Não bastasse tudo isso, vimos parcialmente erguido o nosso Teatro Municipal , a construção do Espaço Cultural da REFESA e a inauguração do Centro Cultural Banco do Nordeste. A TV chegou no Cariri e com programação local! As Mostras de Cultura do SESC injetaram alma nova no nosso cenário e começamos a ver um reflorescer das artes cênicas na nossa região, como não se via desde os anos 50. Temos , hoje, dramaturgos promissores, atores muito talentosos e diretores em franca formação e ascensão. Sem falar no retorno dos Festivais da Canção do Cariri ,que mesmo reacendendo uma chama já um pouco arrefecida e em desuso, terminou mexendo e agitando a galera de todas as idades. A Cultura Popular, também, abriu importantes frestas , conseguiu um apoio estatal bem mais sólido, uma reaproximação visível com a Escola, principalmente depois da regência da Dra.
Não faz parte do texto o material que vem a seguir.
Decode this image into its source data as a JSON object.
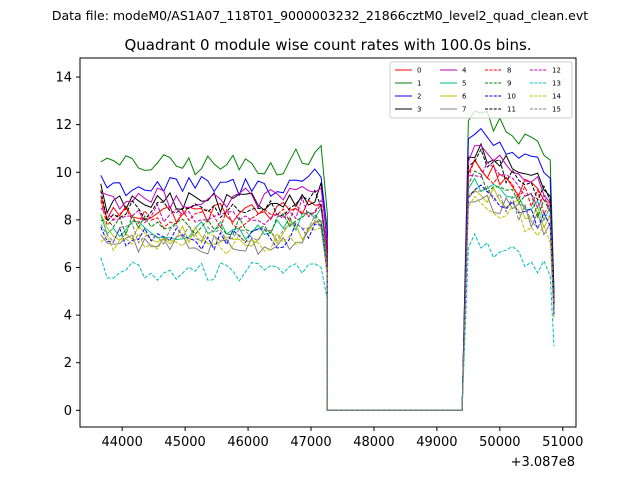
{
  "chart_data": {
    "type": "line",
    "supertitle": "Data file: modeM0/AS1A07_118T01_9000003232_21866cztM0_level2_quad_clean.evt",
    "title": "Quadrant 0 module wise count rates with 100.0s bins.",
    "xlabel": "",
    "ylabel": "",
    "x_offset_label": "+3.087e8",
    "xlim": [
      43330,
      51210
    ],
    "ylim": [
      -0.7,
      14.8
    ],
    "x_ticks": [
      44000,
      45000,
      46000,
      47000,
      48000,
      49000,
      50000,
      51000
    ],
    "x_tick_labels": [
      "44000",
      "45000",
      "46000",
      "47000",
      "48000",
      "49000",
      "50000",
      "51000"
    ],
    "y_ticks": [
      0,
      2,
      4,
      6,
      8,
      10,
      12,
      14
    ],
    "y_tick_labels": [
      "0",
      "2",
      "4",
      "6",
      "8",
      "10",
      "12",
      "14"
    ],
    "gap_level": 0.0,
    "segment1": {
      "x_start": 43660,
      "step": 100,
      "n": 37,
      "drop_x": 47260
    },
    "gap": {
      "x_start": 47260,
      "x_end": 49400
    },
    "segment2": {
      "x_start": 49400,
      "rise_x": 49500,
      "step": 100,
      "n": 14,
      "drop_x": 50860
    },
    "legend_position": "top-right",
    "series": [
      {
        "name": "0",
        "color": "#ff0000",
        "dash": "solid",
        "level1": 8.3,
        "level2": 10.5,
        "end": 4.5
      },
      {
        "name": "1",
        "color": "#008000",
        "dash": "solid",
        "level1": 10.3,
        "level2": 12.8,
        "end": 5.0
      },
      {
        "name": "2",
        "color": "#0000ff",
        "dash": "solid",
        "level1": 9.4,
        "level2": 12.0,
        "end": 4.8
      },
      {
        "name": "3",
        "color": "#000000",
        "dash": "solid",
        "level1": 8.7,
        "level2": 11.2,
        "end": 4.6
      },
      {
        "name": "4",
        "color": "#bf00bf",
        "dash": "solid",
        "level1": 8.9,
        "level2": 11.0,
        "end": 4.4
      },
      {
        "name": "5",
        "color": "#00bf7f",
        "dash": "solid",
        "level1": 7.6,
        "level2": 9.8,
        "end": 4.2
      },
      {
        "name": "6",
        "color": "#bfbf00",
        "dash": "solid",
        "level1": 7.3,
        "level2": 9.5,
        "end": 4.0
      },
      {
        "name": "7",
        "color": "#808080",
        "dash": "solid",
        "level1": 7.0,
        "level2": 9.2,
        "end": 4.0
      },
      {
        "name": "8",
        "color": "#ff0000",
        "dash": "dashed",
        "level1": 8.1,
        "level2": 10.3,
        "end": 4.3
      },
      {
        "name": "9",
        "color": "#008000",
        "dash": "dashed",
        "level1": 7.8,
        "level2": 10.0,
        "end": 4.2
      },
      {
        "name": "10",
        "color": "#0000ff",
        "dash": "dashed",
        "level1": 7.2,
        "level2": 9.4,
        "end": 4.0
      },
      {
        "name": "11",
        "color": "#000000",
        "dash": "dashed",
        "level1": 8.4,
        "level2": 10.8,
        "end": 4.5
      },
      {
        "name": "12",
        "color": "#bf00bf",
        "dash": "dashed",
        "level1": 8.2,
        "level2": 10.4,
        "end": 4.3
      },
      {
        "name": "13",
        "color": "#00bfbf",
        "dash": "dashed",
        "level1": 5.8,
        "level2": 7.2,
        "end": 2.7
      },
      {
        "name": "14",
        "color": "#bfbf00",
        "dash": "dashed",
        "level1": 7.0,
        "level2": 9.0,
        "end": 3.9
      },
      {
        "name": "15",
        "color": "#808080",
        "dash": "dashed",
        "level1": 7.4,
        "level2": 9.4,
        "end": 4.0
      }
    ]
  }
}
Cláudia Leitão. Acredito, também, que os Editais , surgidos nessa década ,democratizaram de alguma forma as verbas historicamente destinadas à Cultura, embora ainda exista um longo caminho a ser trilhado.
Não consigo, assim, ser tão pessimista com a primeira década deste Século XXI. Andamos ! Se não muito, talvez porque nos faltasse muita força nos pés ou não nos foi dado um amparo maior. Faltou a muleta que nos ajuda a dar os primeiros passos, mas que , também, muitas vezes, nos faz esquecer que já temos asas suficientes para dispensá-la.
E o que se esperaria para esta década que se inicia? Todos têm lá suas aspirações , pois aqui vão algumas das minhas. Os municípios terão uma política cultural definida e sustentável , inclusive contemplando toda a região . As Secretarias de Cultura implementarão seus próprios Editais com fito de democratizar o acesso às verbas de forma mais técnica. A Escola e a Universidade fitarão o próprio umbigo e descobrirão a Cultura Universal a partir da regional e não o inverso, como antigamente vinha ocorrendo. Nossas rádios e TV´s tocarão os artistas e compositores caririenses e eles não mais serão denominados de “artistas da terra” como se minhocas fossem. Reeditaremos nossos clássicos, hoje totalmente esgotados : “Efemérides do Cariri”, os incontáveis de J. de Figueiredo, Zuza da Botica, Quixadá Felício, Padre Antonio Gomes. Publicaremos uma Edição Fac-Similar completa do Jornal “O Araripe” e um CD-ROM para consulta. Enfeixaremos nossas fotos antigas em um CD-ROM, com a história fotográfica comentada da cidade. A Coleção completa da Revista Itaytera será disponibilizada na Internet para acesso fácil por quem assim o desejar. O Crato organizará uma Bienal do Livro. Nosso teatro municipal será, finalmente, inaugurado com som, cortina e iluminação e funcionará como Cine/Teatro e não como auditório. O intercâmbio dos artistas nacionais e regionais será de ida e volta. Abaixo o colonialismo rasteiro e institucional! A REFESA e o Cine/Teatro terão um calendário de eventos anual, englobando as mais diversas formas de arte. As Secretárias de Cultura trabalharão com projetos definidos e não com eventos esporádicos e aleatórios. E, mais: disponibilizarão departamentos técnicos para confeccionar projetos, junto com os diversos artistas da região ,com o intuito de os encaminharem para aprovação dos órgãos competentes. O Frevo “Viva Zé Maia” de Abidoral Jamacaru será o hino do Carnaval cratense que volta a ser o mais animado de todo Ceará. Nossa arte , por fim, terá visibilidade dentro da nossa própria terra e , assim, a refletiremos para todo o país . Sim, e a partir de hoje todos os sons dos carros endoidarão a platéia pela qualidade da música e não pelo volume. Quer mais um sonho ? Caboclo só vai ter coragem de ler livro de auto-ajuda à noite, na Baixa Rasa, no escuro de breu e de óculos escuros e Neguim só vai ouvir banda de forró , em cima da serra e de headfone, por causa do impacto ambiental! Tá bom ?

J. Flávio Vieira

4 comentários:

Emerson Monteiro disse...

Bom trabalho a propósito da década. O Cariri segue, pois, em sua história profícua de expressão cultural, inclusive com seus avaliadores à altura dos valores que lhe edificam, de saber e qualidade.

jflavio disse...

Abraço ao Emerson pelo comentário tão pertinente. A década foi legal e acredito que a próxima bem promissora. E lá vamos nós!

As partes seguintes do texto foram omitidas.